First things first: the pies are good. Buttery, crisp crust with ample filling on the medium size serving. The steak and mushroom was classic, well-rounded and rich, but not more. The chicken, leek, and ham, on the other hand, was a standout, with a lovely, light wholegrain mustard sauce to bring it all together. Sweets were forgettable, and would have been improved by taking a note from the savory pies and being made in more delicate or distinctive crusts. As was, bland pastry enveloped a nicely smooth chocolate-hazelnut mousse whose flavor couldn't quite counterbalance the crust. Equally bland pastry and crisp meringue shrounded an intense layer of Jolly Ranger flavor-like lemon-passionfruit filling. They looked very pretty at least.
Inside, the counter is a visual combination of pastry store, jewelry store, and bank. Large, solid glass cases filled jewel-like with hot or cold pastries, sweet and savory, cut a line down the edge of the countertop. (Photo) The gaps between the cases, bank cashier-like, are the windows of opportunity for ordering.
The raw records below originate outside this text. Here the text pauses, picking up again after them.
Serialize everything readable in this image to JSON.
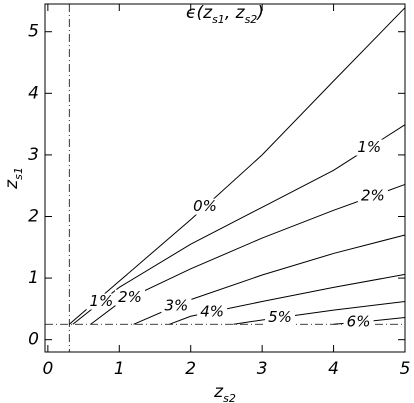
{
  "chart_data": {
    "type": "contour",
    "title": [
      "ϵ(",
      "z",
      "s1",
      ", ",
      "z",
      "s2",
      ")"
    ],
    "x_label": [
      "z",
      "s2"
    ],
    "y_label": [
      "z",
      "s1"
    ],
    "xlim": [
      -0.04,
      5
    ],
    "ylim": [
      -0.2,
      5.45
    ],
    "xticks": [
      0,
      1,
      2,
      3,
      4,
      5
    ],
    "yticks": [
      0,
      1,
      2,
      3,
      4,
      5
    ],
    "reference_lines": {
      "x": 0.3,
      "y": 0.25
    },
    "color": "#000000",
    "series": [
      {
        "name": "0%",
        "x": [
          0.3,
          1,
          2,
          3,
          4,
          5
        ],
        "values": [
          0.25,
          0.95,
          1.95,
          3.0,
          4.2,
          5.39
        ],
        "label_x": [
          2.2
        ]
      },
      {
        "name": "1%",
        "x": [
          0.35,
          1,
          2,
          3,
          4,
          5
        ],
        "values": [
          0.25,
          0.85,
          1.55,
          2.15,
          2.75,
          3.49
        ],
        "label_x": [
          0.75,
          4.5
        ]
      },
      {
        "name": "2%",
        "x": [
          0.6,
          1,
          2,
          3,
          4,
          5
        ],
        "values": [
          0.25,
          0.6,
          1.15,
          1.65,
          2.1,
          2.52
        ],
        "label_x": [
          1.15,
          4.55
        ]
      },
      {
        "name": "3%",
        "x": [
          1.2,
          2,
          3,
          4,
          5
        ],
        "values": [
          0.25,
          0.65,
          1.05,
          1.4,
          1.7
        ],
        "label_x": [
          1.8
        ]
      },
      {
        "name": "4%",
        "x": [
          1.7,
          2,
          3,
          4,
          5
        ],
        "values": [
          0.25,
          0.38,
          0.62,
          0.85,
          1.06
        ],
        "label_x": [
          2.3
        ]
      },
      {
        "name": "5%",
        "x": [
          2.6,
          3,
          4,
          5
        ],
        "values": [
          0.25,
          0.32,
          0.48,
          0.62
        ],
        "label_x": [
          3.25
        ]
      },
      {
        "name": "6%",
        "x": [
          4,
          4.5,
          5
        ],
        "values": [
          0.25,
          0.3,
          0.36
        ],
        "label_x": [
          4.35
        ]
      }
    ]
  }
}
The signage is poor: pies hide the bottom half of their labels, and the hot pies are cryptically flagged with abbreviations whose entirety is divided between the two halves of the sticker wrapped around a toothpick. Fortunately, there's a flier - for the astute - to read in compensation.
Food options include three sizes of pie, from miniature to small dinner party, mashed and baked potatoes, mashed and baked squash, substantial salads, drinks - hot and cold - and a beautiful array of sweets, some of which might be more memorable than the ones we had. Some of it's for takeaway, especially the mash already in plastic containers and larger pies. It's not cheap, with the medium pies priced at £4.75, but it's not trying to compete with Gregg's. If it gets its signage and intimidating countertop act together, this could be long-term competition for the likes of Square Pie.